On 15 December 2015, the European Commission, along with the European Parliament and the Council of Ministers, agreed on the final text of the General Data Protection Regulation ("GDPR"), thus bringing to a successful conclusion the so-called "trilogue" negotiations.
The GDPR will replace the current Directive 95/46/EC of 24 October 1995. As an EU Regulation (instead of a Directive), the GDPR will be directly applicable in all 28 EU Member States and the single text of the DGPR will replace the national laws implementing Directive 95/46/EU.
While the core of Directive 95/46/EC is maintained, the GDPR will introduce considerable changes to (i) strengthen the rights of the data subjects; (ii) impose new obligations and elaborate on existing obligations for companies; and (iii) enhance the enforcement of data protection rules across the EU. The GDPR also extends the territorial scope of EU Data Protection Rules to non-EU data controllers targeting EU citizens.

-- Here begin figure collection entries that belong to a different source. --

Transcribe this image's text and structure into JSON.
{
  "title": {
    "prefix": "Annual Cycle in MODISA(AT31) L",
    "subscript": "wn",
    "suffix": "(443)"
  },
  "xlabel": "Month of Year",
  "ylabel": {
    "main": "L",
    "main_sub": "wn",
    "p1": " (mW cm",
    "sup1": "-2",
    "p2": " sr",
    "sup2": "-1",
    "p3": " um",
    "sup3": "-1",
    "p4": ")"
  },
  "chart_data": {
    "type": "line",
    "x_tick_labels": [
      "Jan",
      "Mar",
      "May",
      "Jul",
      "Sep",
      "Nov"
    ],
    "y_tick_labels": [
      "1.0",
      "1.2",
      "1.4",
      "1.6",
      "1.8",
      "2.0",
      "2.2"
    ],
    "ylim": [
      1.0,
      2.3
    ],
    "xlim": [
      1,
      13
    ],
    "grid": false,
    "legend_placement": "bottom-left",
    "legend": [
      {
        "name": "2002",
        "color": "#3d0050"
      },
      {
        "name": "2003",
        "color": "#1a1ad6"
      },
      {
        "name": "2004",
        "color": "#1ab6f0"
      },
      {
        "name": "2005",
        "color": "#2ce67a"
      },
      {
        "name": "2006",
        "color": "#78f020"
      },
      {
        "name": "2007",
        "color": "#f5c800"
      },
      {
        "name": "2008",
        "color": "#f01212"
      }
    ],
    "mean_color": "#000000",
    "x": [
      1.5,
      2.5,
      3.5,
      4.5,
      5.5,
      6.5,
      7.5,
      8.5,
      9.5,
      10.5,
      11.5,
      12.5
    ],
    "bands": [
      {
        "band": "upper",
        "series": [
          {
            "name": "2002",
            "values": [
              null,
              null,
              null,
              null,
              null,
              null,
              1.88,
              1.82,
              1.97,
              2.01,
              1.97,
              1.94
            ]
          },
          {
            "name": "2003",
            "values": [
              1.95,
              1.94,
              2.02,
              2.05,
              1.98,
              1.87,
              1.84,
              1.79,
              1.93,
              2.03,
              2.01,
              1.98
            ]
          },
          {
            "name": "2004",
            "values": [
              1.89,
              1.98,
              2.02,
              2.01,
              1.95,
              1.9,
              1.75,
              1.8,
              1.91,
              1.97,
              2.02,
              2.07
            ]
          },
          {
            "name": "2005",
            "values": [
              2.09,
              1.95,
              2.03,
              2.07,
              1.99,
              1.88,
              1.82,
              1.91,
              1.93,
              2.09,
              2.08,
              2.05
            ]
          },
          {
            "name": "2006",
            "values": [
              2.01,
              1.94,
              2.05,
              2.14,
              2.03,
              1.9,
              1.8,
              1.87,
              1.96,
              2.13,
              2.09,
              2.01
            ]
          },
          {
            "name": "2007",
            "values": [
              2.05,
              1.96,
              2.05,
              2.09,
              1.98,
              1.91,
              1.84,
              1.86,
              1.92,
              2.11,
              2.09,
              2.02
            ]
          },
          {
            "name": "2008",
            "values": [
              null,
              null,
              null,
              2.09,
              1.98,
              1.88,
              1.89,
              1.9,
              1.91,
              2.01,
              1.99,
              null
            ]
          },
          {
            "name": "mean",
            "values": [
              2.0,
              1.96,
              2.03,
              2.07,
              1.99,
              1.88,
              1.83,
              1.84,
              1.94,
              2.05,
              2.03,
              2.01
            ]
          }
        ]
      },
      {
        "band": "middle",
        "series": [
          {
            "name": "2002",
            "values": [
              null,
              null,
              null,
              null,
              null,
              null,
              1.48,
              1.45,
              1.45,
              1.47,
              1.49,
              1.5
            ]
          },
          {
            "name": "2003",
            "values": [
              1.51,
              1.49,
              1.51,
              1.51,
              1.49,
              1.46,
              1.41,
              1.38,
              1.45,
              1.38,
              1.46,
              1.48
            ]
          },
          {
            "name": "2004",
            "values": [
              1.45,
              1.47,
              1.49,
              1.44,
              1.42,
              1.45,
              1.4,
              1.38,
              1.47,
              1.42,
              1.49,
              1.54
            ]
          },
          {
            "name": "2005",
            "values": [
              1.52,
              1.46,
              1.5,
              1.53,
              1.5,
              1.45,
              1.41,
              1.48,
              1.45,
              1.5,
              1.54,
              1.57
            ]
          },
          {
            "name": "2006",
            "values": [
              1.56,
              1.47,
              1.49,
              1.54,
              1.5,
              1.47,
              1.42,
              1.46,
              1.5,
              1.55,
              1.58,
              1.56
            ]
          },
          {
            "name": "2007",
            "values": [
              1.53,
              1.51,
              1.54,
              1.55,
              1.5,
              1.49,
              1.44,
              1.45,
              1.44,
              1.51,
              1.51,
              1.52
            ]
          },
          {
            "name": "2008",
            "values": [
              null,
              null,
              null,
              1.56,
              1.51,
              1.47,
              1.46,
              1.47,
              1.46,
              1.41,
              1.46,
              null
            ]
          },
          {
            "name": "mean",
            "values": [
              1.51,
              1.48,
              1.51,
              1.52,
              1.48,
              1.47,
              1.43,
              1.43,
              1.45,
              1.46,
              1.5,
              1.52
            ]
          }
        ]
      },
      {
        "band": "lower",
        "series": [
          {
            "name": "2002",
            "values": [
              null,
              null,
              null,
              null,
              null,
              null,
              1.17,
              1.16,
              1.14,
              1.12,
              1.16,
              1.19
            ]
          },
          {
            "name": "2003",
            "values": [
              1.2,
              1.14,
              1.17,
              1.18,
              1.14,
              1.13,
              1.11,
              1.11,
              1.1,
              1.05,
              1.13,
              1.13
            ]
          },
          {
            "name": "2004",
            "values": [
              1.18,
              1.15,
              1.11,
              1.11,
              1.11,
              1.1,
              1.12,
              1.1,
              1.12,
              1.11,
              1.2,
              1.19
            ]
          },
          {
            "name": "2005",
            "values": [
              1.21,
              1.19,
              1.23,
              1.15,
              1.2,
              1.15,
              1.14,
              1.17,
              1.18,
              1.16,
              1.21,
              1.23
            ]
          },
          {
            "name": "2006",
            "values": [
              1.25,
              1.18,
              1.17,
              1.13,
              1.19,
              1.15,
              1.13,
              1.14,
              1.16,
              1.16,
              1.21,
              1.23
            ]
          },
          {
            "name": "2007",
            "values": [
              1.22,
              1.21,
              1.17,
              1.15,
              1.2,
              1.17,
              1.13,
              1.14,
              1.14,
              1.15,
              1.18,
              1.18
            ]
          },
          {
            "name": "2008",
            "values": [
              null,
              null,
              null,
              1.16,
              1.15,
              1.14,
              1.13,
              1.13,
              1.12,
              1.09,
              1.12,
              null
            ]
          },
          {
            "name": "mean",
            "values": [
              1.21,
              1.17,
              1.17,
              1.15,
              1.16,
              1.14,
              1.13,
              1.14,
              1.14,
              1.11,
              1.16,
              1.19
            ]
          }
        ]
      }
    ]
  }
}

Improved Position of Data Subject
First, the GDPR strengthens the position of the data subject in different respects. It creates:
- a new right to "data portability", which will enable data subjects to transfer their personal data between service providers;
- a clarified "right to be forgotten", which will guarantee that, if one does not want their data to be processed any longer and if there are no legitimate grounds for retaining it, then one's personal data will be deleted;
- the possibility of contesting targeted online advertising;
- additional information on the processing of personal data;
- specific protection for vulnerable data subjects, such as children; and
- methods facilitating action against non-compliant data controllers.
Significant New Obligations for Businesses
The GDPR imposes significant new obligations on businesses, such as the principle of accountability, obligatory data protection impact assessments, additional information obligations and the appointment of data protection officers. These obligations seek to ensure that considerations of data protection are built into the daily activities of each business. Companies will also be required to report to national authorities within 72 hours data breaches likely to harm data subjects.
On the other hand, the GDPR also abolishes some formalities, including (in most cases) notifications to the local data protection authorities ("DPA"). Moreover, SMEs which do not rely on personal data for their core activities may be exempt from specific obligations under the GDPR. To some extent, the GDPR also allows businesses to adopt a risk-based approach towards protecting data subjects' fundamental rights.
Nevertheless, the new obligations imposed by the GDPR, together with an increased level of enforcement, mean that all companies must carefully consider how their business will be affected by the new rules which will confer on DPAs the power to impose fines of up to 4% of the companies' worldwide turnover.
The new rules provide for increased cooperation between the national authorities of the 28 Member States in order to apply a single set of rules, so that companies active in several European markets are no longer subject to conflicting decisions.
The GDPR will be adopted as a legislative package together with a new Directive on the processing of personal data by authorities for criminal and public security purposes. In the coming days, the institutions will compare the two legislative instruments to avoid inconsistencies. The final text of the GDPR and the new Directive will be formally adopted by the European Parliament and the Council at the beginning of 2016 and will enter into force two years later.
The content of this article is intended to provide a general guide to the subject matter. Specialist advice should be sought about your specific circumstances.